City officials said that location would be heavily secured and would highlight the exploration of Columbus, but it would also be in a public place where some visitors may have a negative reaction to it, similar to the reaction at its current location in City Hall.
The third location proposed for the relocation was the Bank of Italy at History Park on the south end of Kelley Park.
City officials said the statue would be in a locked and “somewhat secured location” in an Italian-themed facility.
However, they said this location comes with the most negatives since History Park can be easily broken into during non-operational hours because of the secluded location, large perimeter and adjacent location to Coyote Creek, city officials said.
The Bank of Italy building is also not routinely open to the public, and the executive director of History San Jose, which oversees the park, does not want the statue displayed at the Bank of Italy because it does not fit in with “the historic nature of the bank,” city officials said.
Vice Mayor Magdalena Carrasco wrote a memo in support for this option, noting that both the San Jose City Hall and the international airport serve as places to welcome travelers.
“I do not believe we should welcome our family, friends, and strangers with a statue of a man who lost his way and never stepped foot on our soil,” Carrasco said in the memo.
Carrasco did note the contributions Italian-Americans have made to San Jose and how San Jose continues to try to honor those accomplishments.

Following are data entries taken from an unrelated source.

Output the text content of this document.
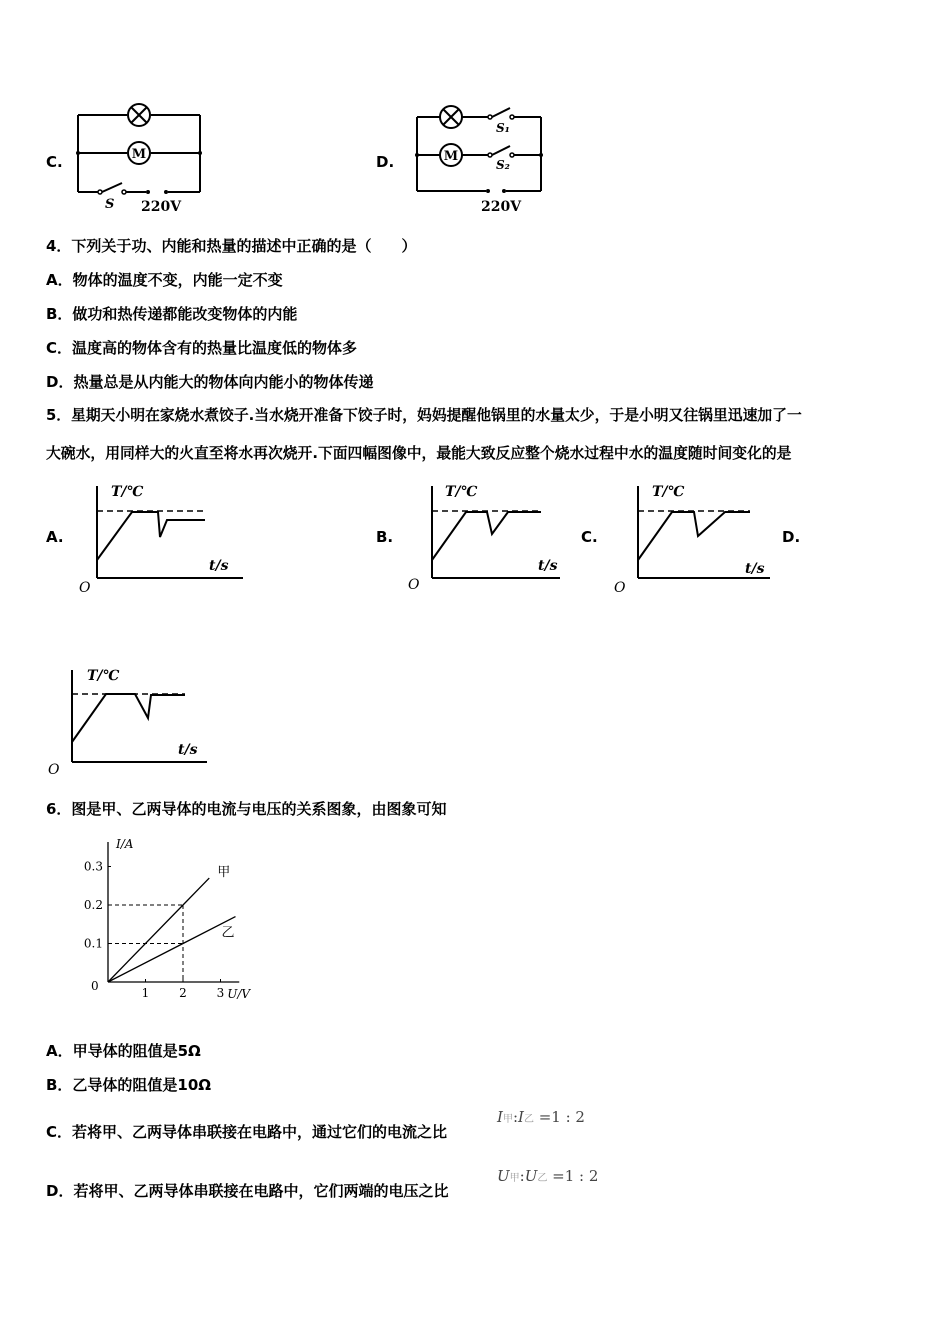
C.	M
S 220V
D.	M
S₁
S₂
220V
4．下列关于功、内能和热量的描述中正确的是（　　）
A．物体的温度不变，内能一定不变
B．做功和热传递都能改变物体的内能
C．温度高的物体含有的热量比温度低的物体多
D．热量总是从内能大的物体向内能小的物体传递
5．星期天小明在家烧水煮饺子.当水烧开准备下饺子时，妈妈提醒他锅里的水量太少，于是小明又往锅里迅速加了一
大碗水，用同样大的火直至将水再次烧开.下面四幅图像中，最能大致反应整个烧水过程中水的温度随时间变化的是
A.	B.	C.	D.
T/℃
t/s
O
T/℃
t/s
O
T/℃
t/s
O
T/℃
t/s
O
6．图是甲、乙两导体的电流与电压的关系图象，由图象可知
I/A
U/V
0	1 2 3
0.1
0.2
0.3	甲
乙
A．甲导体的阻值是5Ω
B．乙导体的阻值是10Ω
C．若将甲、乙两导体串联接在电路中，通过它们的电流之比
I甲:I乙 =1 : 2
D．若将甲、乙两导体串联接在电路中，它们两端的电压之比
U甲:U乙 =1 : 2
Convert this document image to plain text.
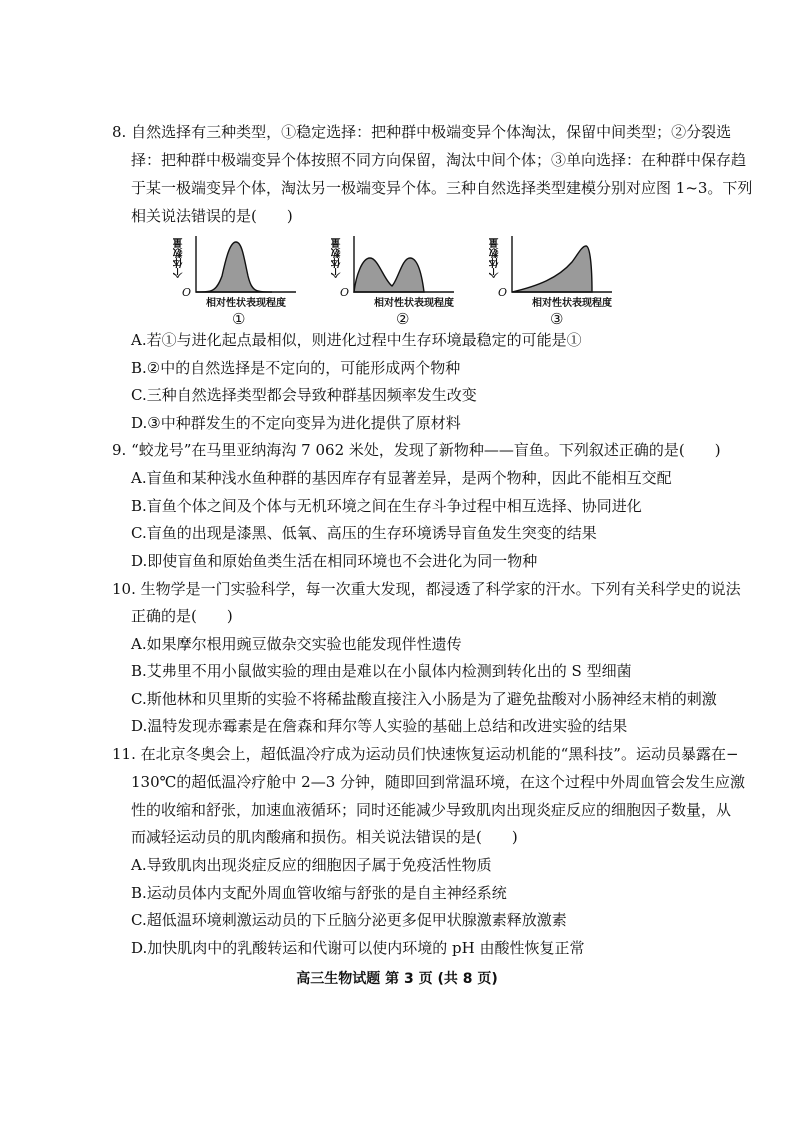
8. 自然选择有三种类型，①稳定选择：把种群中极端变异个体淘汰，保留中间类型；②分裂选
择：把种群中极端变异个体按照不同方向保留，淘汰中间个体；③单向选择：在种群中保存趋
于某一极端变异个体，淘汰另一极端变异个体。三种自然选择类型建模分别对应图 1~3。下列
相关说法错误的是(　　)
个体数量
O
相对性状表现程度
①
个体数量
O
相对性状表现程度
②
个体数量
O
相对性状表现程度
③
A.若①与进化起点最相似，则进化过程中生存环境最稳定的可能是①
B.②中的自然选择是不定向的，可能形成两个物种
C.三种自然选择类型都会导致种群基因频率发生改变
D.③中种群发生的不定向变异为进化提供了原材料
9. “蛟龙号”在马里亚纳海沟 7 062 米处，发现了新物种——盲鱼。下列叙述正确的是(　　)
A.盲鱼和某种浅水鱼种群的基因库存有显著差异，是两个物种，因此不能相互交配
B.盲鱼个体之间及个体与无机环境之间在生存斗争过程中相互选择、协同进化
C.盲鱼的出现是漆黑、低氧、高压的生存环境诱导盲鱼发生突变的结果
D.即使盲鱼和原始鱼类生活在相同环境也不会进化为同一物种
10. 生物学是一门实验科学，每一次重大发现，都浸透了科学家的汗水。下列有关科学史的说法
正确的是(　　)
A.如果摩尔根用豌豆做杂交实验也能发现伴性遗传
B.艾弗里不用小鼠做实验的理由是难以在小鼠体内检测到转化出的 S 型细菌
C.斯他林和贝里斯的实验不将稀盐酸直接注入小肠是为了避免盐酸对小肠神经末梢的刺激
D.温特发现赤霉素是在詹森和拜尔等人实验的基础上总结和改进实验的结果
11. 在北京冬奥会上，超低温冷疗成为运动员们快速恢复运动机能的“黑科技”。运动员暴露在−
130℃的超低温冷疗舱中 2—3 分钟，随即回到常温环境，在这个过程中外周血管会发生应激
性的收缩和舒张，加速血液循环；同时还能减少导致肌肉出现炎症反应的细胞因子数量，从
而减轻运动员的肌肉酸痛和损伤。相关说法错误的是(　　)
A.导致肌肉出现炎症反应的细胞因子属于免疫活性物质
B.运动员体内支配外周血管收缩与舒张的是自主神经系统
C.超低温环境刺激运动员的下丘脑分泌更多促甲状腺激素释放激素
D.加快肌肉中的乳酸转运和代谢可以使内环境的 pH 由酸性恢复正常
高三生物试题 第 3 页 (共 8 页)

Therefore, she thinks that moving the statue to the Little Italy area would be most fitting.
The final option proposed was keeping the statue in its current location, with the acknowledgement of continued security concerns and community protests resulting in permanent damage to the statue and distraction from official city business.
All options but the last require at least $12,000 of funding to crate, transport, store, dismantle or reassemble the statue, public works officials said.
The City Council voted to eliminate the last option, meaning that the $12,000 will be spent.
Mayor Sam Liccardo advised the Council to connect with the Italian-American community about the statue’s new home. However, if no compromise is found, the statue will be put in storage.
The city was originally given the statue on Oct. 12, 1958, by the San Jose Civic Club and the Italo-American Societies of San Jose. The Milani Marble Company commissioned the statue in Italy. It originally sat in the old City Hall but was moved to the current location after construction was finished.